More relevant measures than age
Interestingly, some teens suggest that maturity would be a better measure of emotional and cognitive readiness for content than age. Tiffany put it this way:
[because] some people, they could be 13 or 14, and they could act much older than they are, and have an intellectual level much higher than their age, and then some people could be that same age, but their intellectual level is much younger. So, there’s a big variation in people’s personalities and their lives and how they think.
However, they conceded this would be very difficult to measure.
Teens were supportive of protections for younger children consistent with New Zealand research. Levi (pre-teen) said:
There’s probably a certain age that’s too young to see certain things like violence or sexually explicit content like pornography.
However, they also argue that for older teens there may be benefit to accessing both sexual content and social media for educational purposes, particularly for sexual information.
Teens argue that independence and autonomy is key in these crucial years of development as emerging adults. Tiffany said
[Teens] can’t really be their own person if somebody doesn’t have trust in them and let them have their own independence. It’s a necessity for somebody to be able to grow into their own person.

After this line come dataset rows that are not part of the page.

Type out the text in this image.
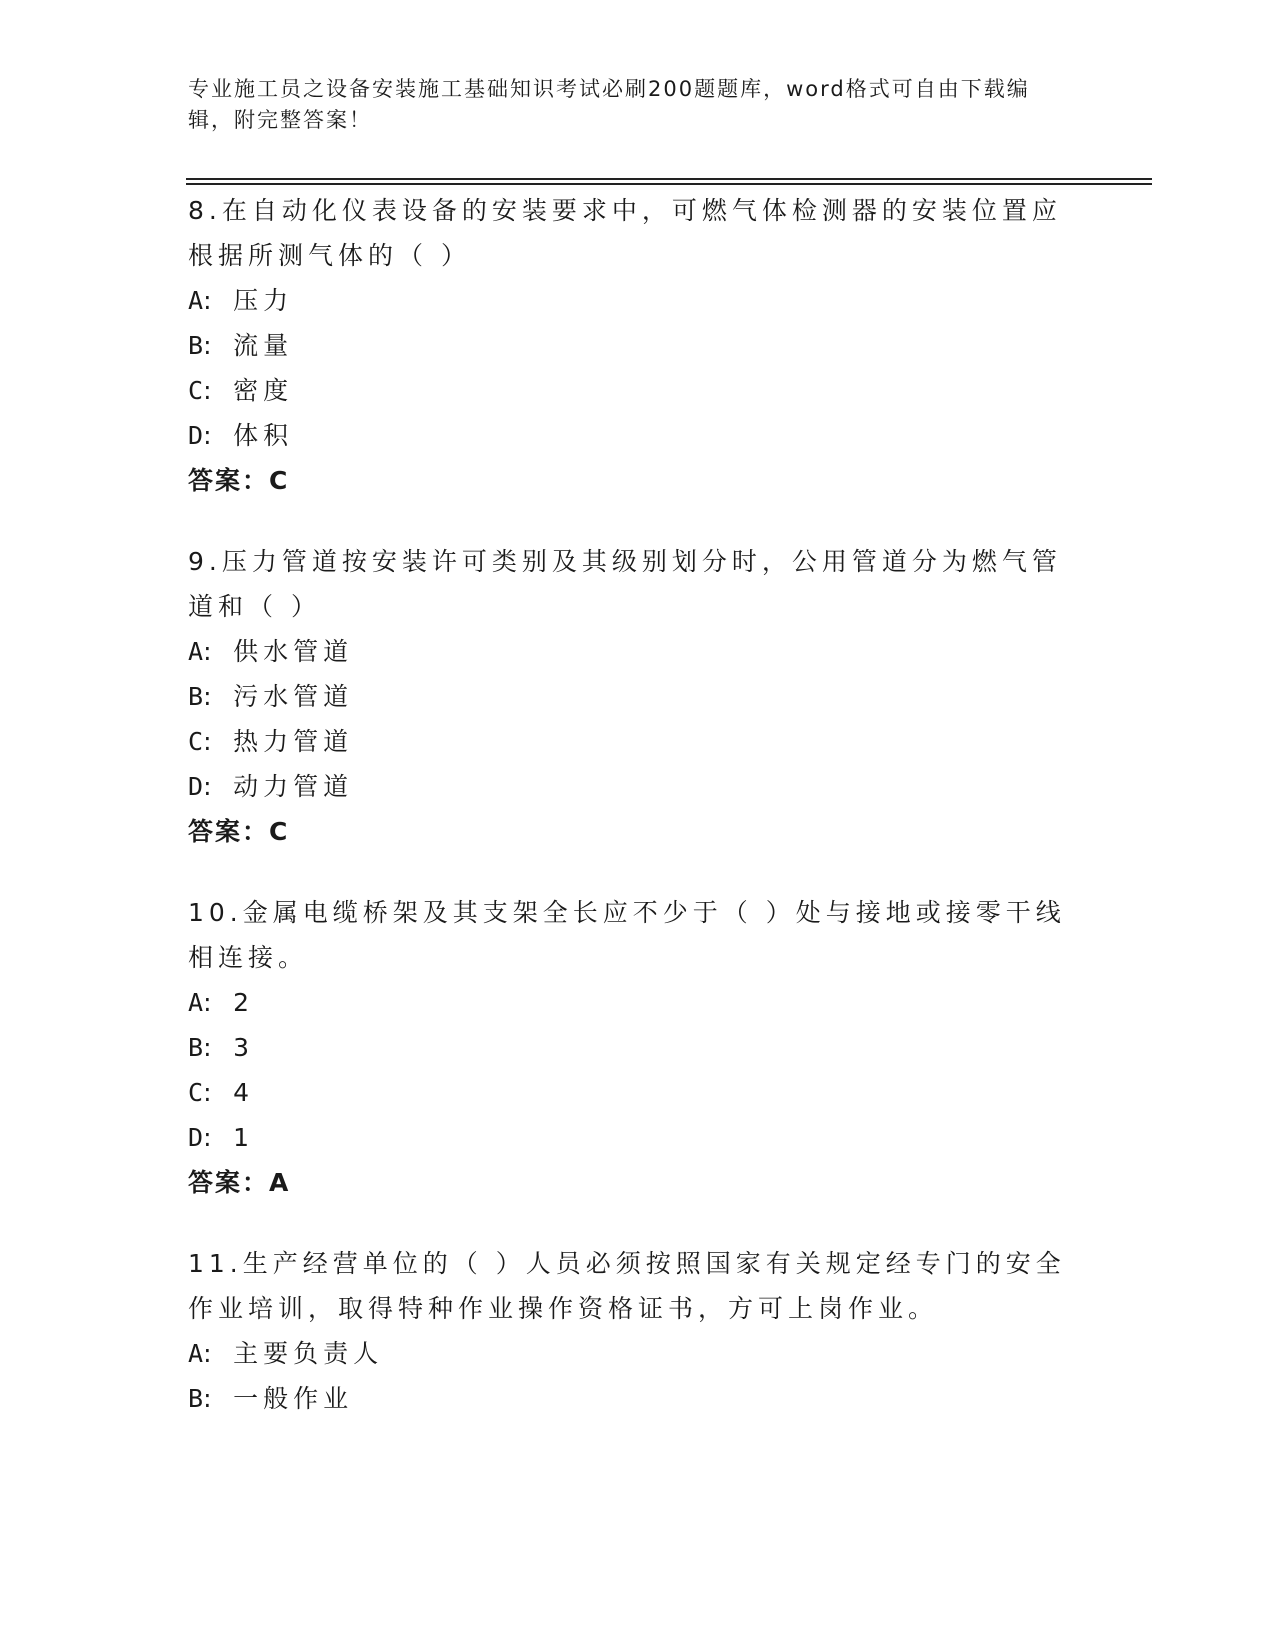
专业施工员之设备安装施工基础知识考试必刷200题题库，word格式可自由下载编辑，附完整答案！

8.在自动化仪表设备的安装要求中，可燃气体检测器的安装位置应根据所测气体的（ ）

A: 压力

B: 流量

C: 密度

D: 体积

答案：C

9.压力管道按安装许可类别及其级别划分时，公用管道分为燃气管道和（ ）

A: 供水管道

B: 污水管道

C: 热力管道

D: 动力管道

答案：C

10.金属电缆桥架及其支架全长应不少于（ ）处与接地或接零干线相连接。

A: 2

B: 3

C: 4

D: 1

答案：A

11.生产经营单位的（ ）人员必须按照国家有关规定经专门的安全作业培训，取得特种作业操作资格证书，方可上岗作业。

A: 主要负责人

B: 一般作业
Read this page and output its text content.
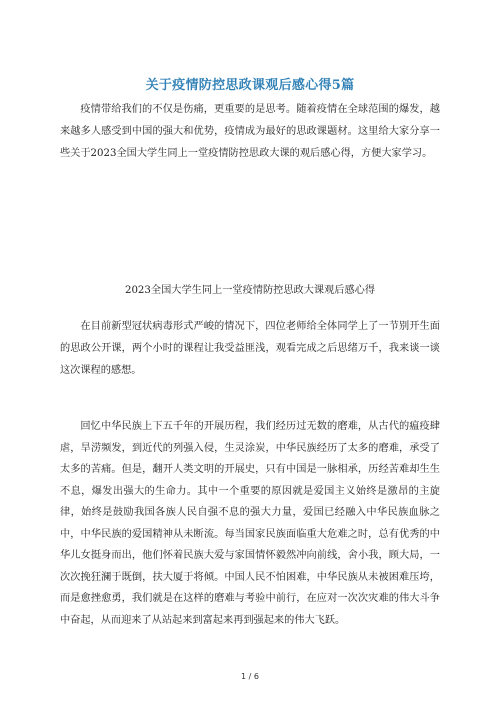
关于疫情防控思政课观后感心得5篇

疫情带给我们的不仅是伤痛，更重要的是思考。随着疫情在全球范围的爆发，越来越多人感受到中国的强大和优势，疫情成为最好的思政课题材。这里给大家分享一些关于2023全国大学生同上一堂疫情防控思政大课的观后感心得，方便大家学习。

2023全国大学生同上一堂疫情防控思政大课观后感心得

在目前新型冠状病毒形式严峻的情况下，四位老师给全体同学上了一节别开生面的思政公开课，两个小时的课程让我受益匪浅，观看完成之后思绪万千，我来谈一谈这次课程的感想。

回忆中华民族上下五千年的开展历程，我们经历过无数的磨难，从古代的瘟疫肆虐，旱涝频发，到近代的列强入侵，生灵涂炭，中华民族经历了太多的磨难，承受了太多的苦痛。但是，翻开人类文明的开展史，只有中国是一脉相承，历经苦难却生生不息，爆发出强大的生命力。其中一个重要的原因就是爱国主义始终是激昂的主旋律，始终是鼓励我国各族人民自强不息的强大力量，爱国已经融入中华民族血脉之中，中华民族的爱国精神从未断流。每当国家民族面临重大危难之时，总有优秀的中华儿女挺身而出，他们怀着民族大爱与家国情怀毅然冲向前线，舍小我，顾大局，一次次挽狂澜于既倒，扶大厦于将倾。中国人民不怕困难，中华民族从未被困难压垮，而是愈挫愈勇，我们就是在这样的磨难与考验中前行，在应对一次次灾难的伟大斗争中奋起，从而迎来了从站起来到富起来再到强起来的伟大飞跃。

1 / 6
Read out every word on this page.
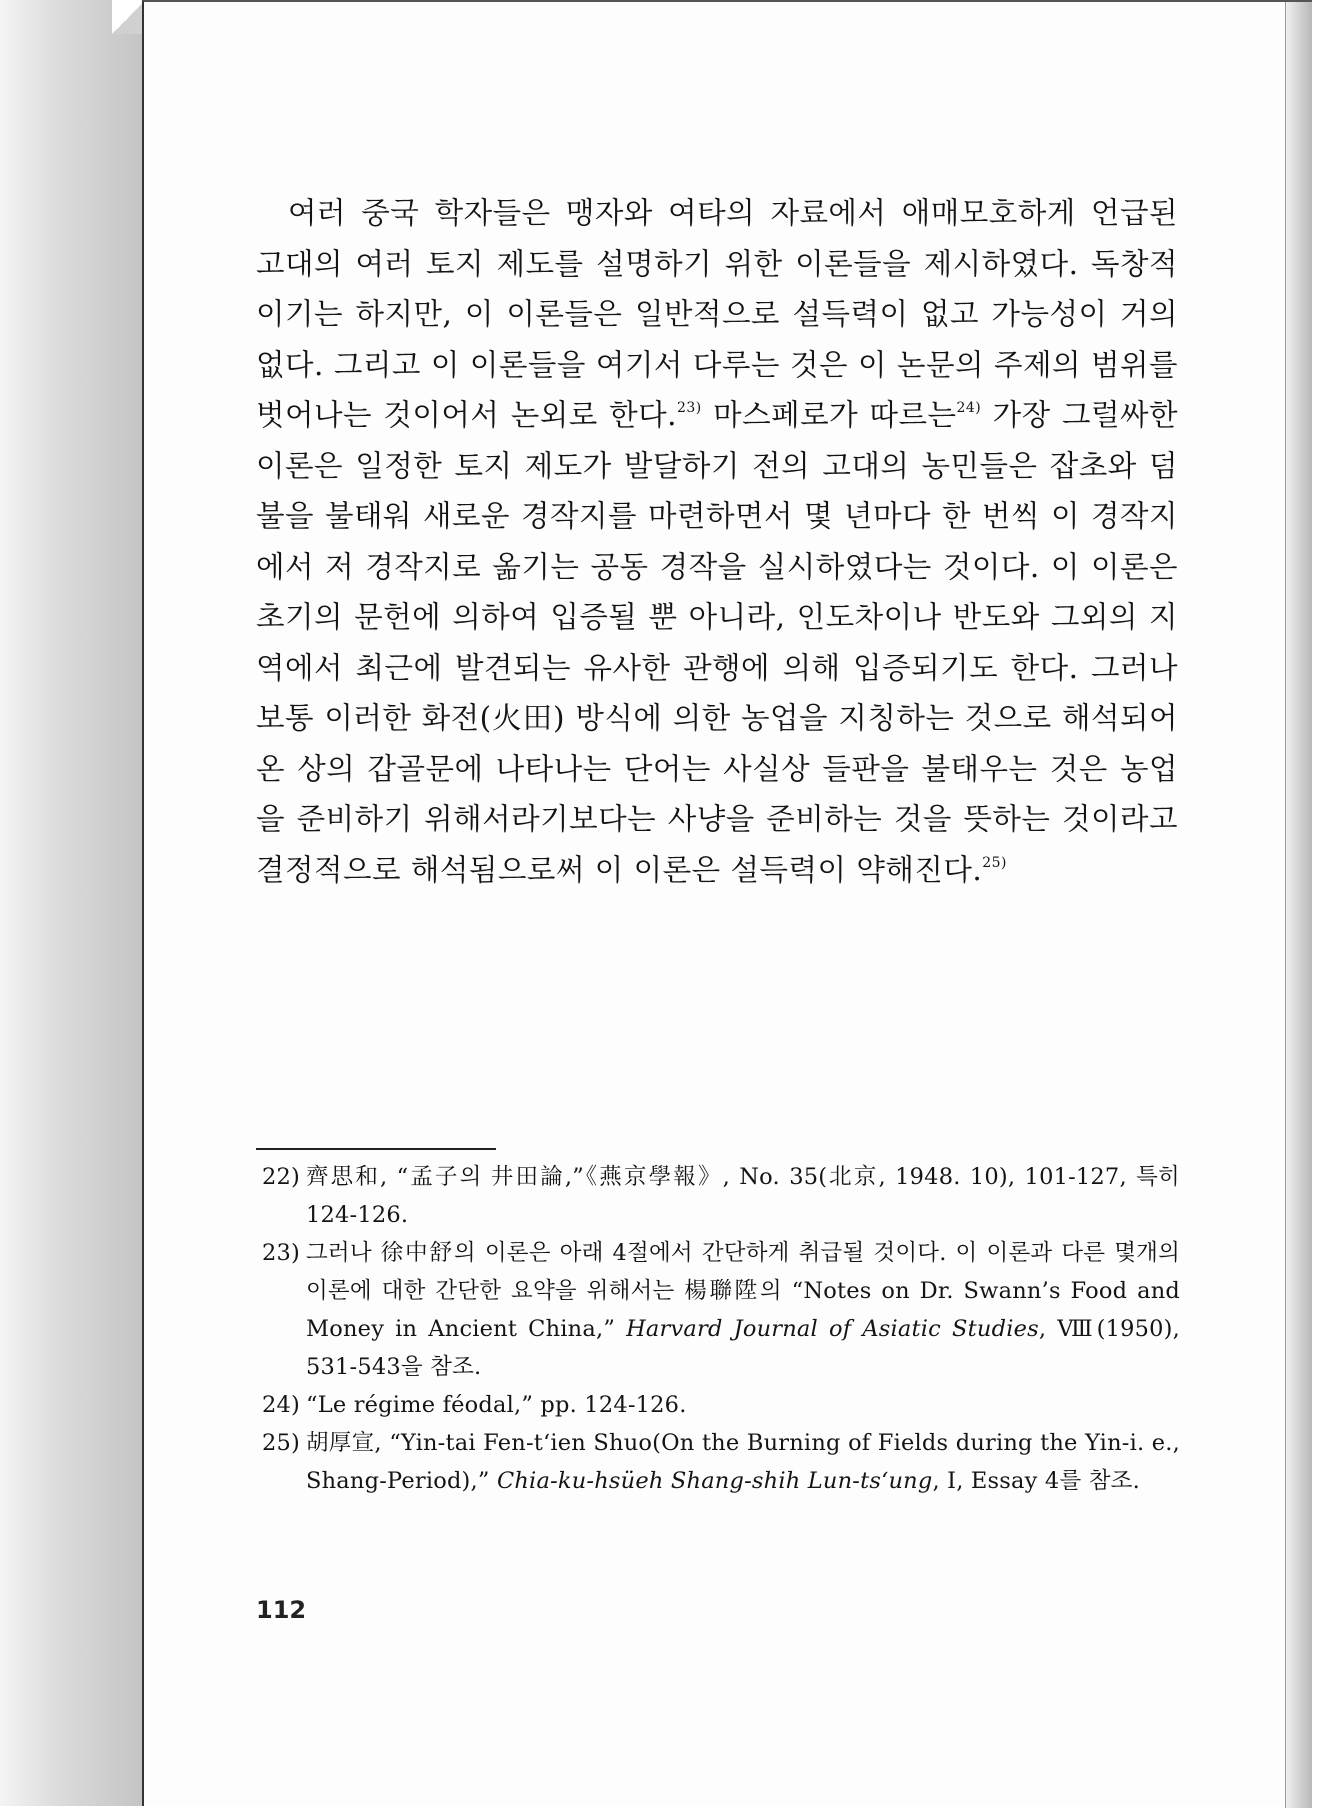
여러 중국 학자들은 맹자와 여타의 자료에서 애매모호하게 언급된 고대의 여러 토지 제도를 설명하기 위한 이론들을 제시하였다. 독창적이기는 하지만, 이 이론들은 일반적으로 설득력이 없고 가능성이 거의 없다. 그리고 이 이론들을 여기서 다루는 것은 이 논문의 주제의 범위를 벗어나는 것이어서 논외로 한다.$^{23)}$ 마스페로가 따르는$^{24)}$ 가장 그럴싸한 이론은 일정한 토지 제도가 발달하기 전의 고대의 농민들은 잡초와 덤불을 불태워 새로운 경작지를 마련하면서 몇 년마다 한 번씩 이 경작지에서 저 경작지로 옮기는 공동 경작을 실시하였다는 것이다. 이 이론은 초기의 문헌에 의하여 입증될 뿐 아니라, 인도차이나 반도와 그외의 지역에서 최근에 발견되는 유사한 관행에 의해 입증되기도 한다. 그러나 보통 이러한 화전(火田) 방식에 의한 농업을 지칭하는 것으로 해석되어 온 상의 갑골문에 나타나는 단어는 사실상 들판을 불태우는 것은 농업을 준비하기 위해서라기보다는 사냥을 준비하는 것을 뜻하는 것이라고 결정적으로 해석됨으로써 이 이론은 설득력이 약해진다.$^{25)}$

22) 齊思和, “孟子의 井田論,”《燕京學報》, No. 35(北京, 1948. 10), 101-127, 특히 124-126.
23) 그러나 徐中舒의 이론은 아래 4절에서 간단하게 취급될 것이다. 이 이론과 다른 몇개의 이론에 대한 간단한 요약을 위해서는 楊聯陞의 “Notes on Dr. Swann’s Food and Money in Ancient China,” Harvard Journal of Asiatic Studies, Ⅷ(1950), 531-543을 참조.
24) “Le régime féodal,” pp. 124-126.
25) 胡厚宣, “Yin-tai Fen-t‘ien Shuo(On the Burning of Fields during the Yin-i. e., Shang-Period),” Chia-ku-hsüeh Shang-shih Lun-ts‘ung, Ⅰ, Essay 4를 참조.
112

Many participants stressed they are able to self-regulate. Arguably, teens will inevitably access content, whether it be social media or sexual content online, and benefit from chances to build these skills.
What lessons need to be learned?
Such measures often overlook young people’s fundamental rights, including their sexual rights, and policymakers need to consider the views of young people themselves. Until recently, these views have been strikingly absent from these debates but represent valuable contributions that should be appropriately considered and integrated into future plans.
Findings indicate there is a growing need to separate older teens from children in policy. Teens also overwhemingly recognised education (including digital literacy and lessons relating to sexual health and behaviours) in offline and online spaces as powerful tools – that should not be withheld or restricted unnecessarily.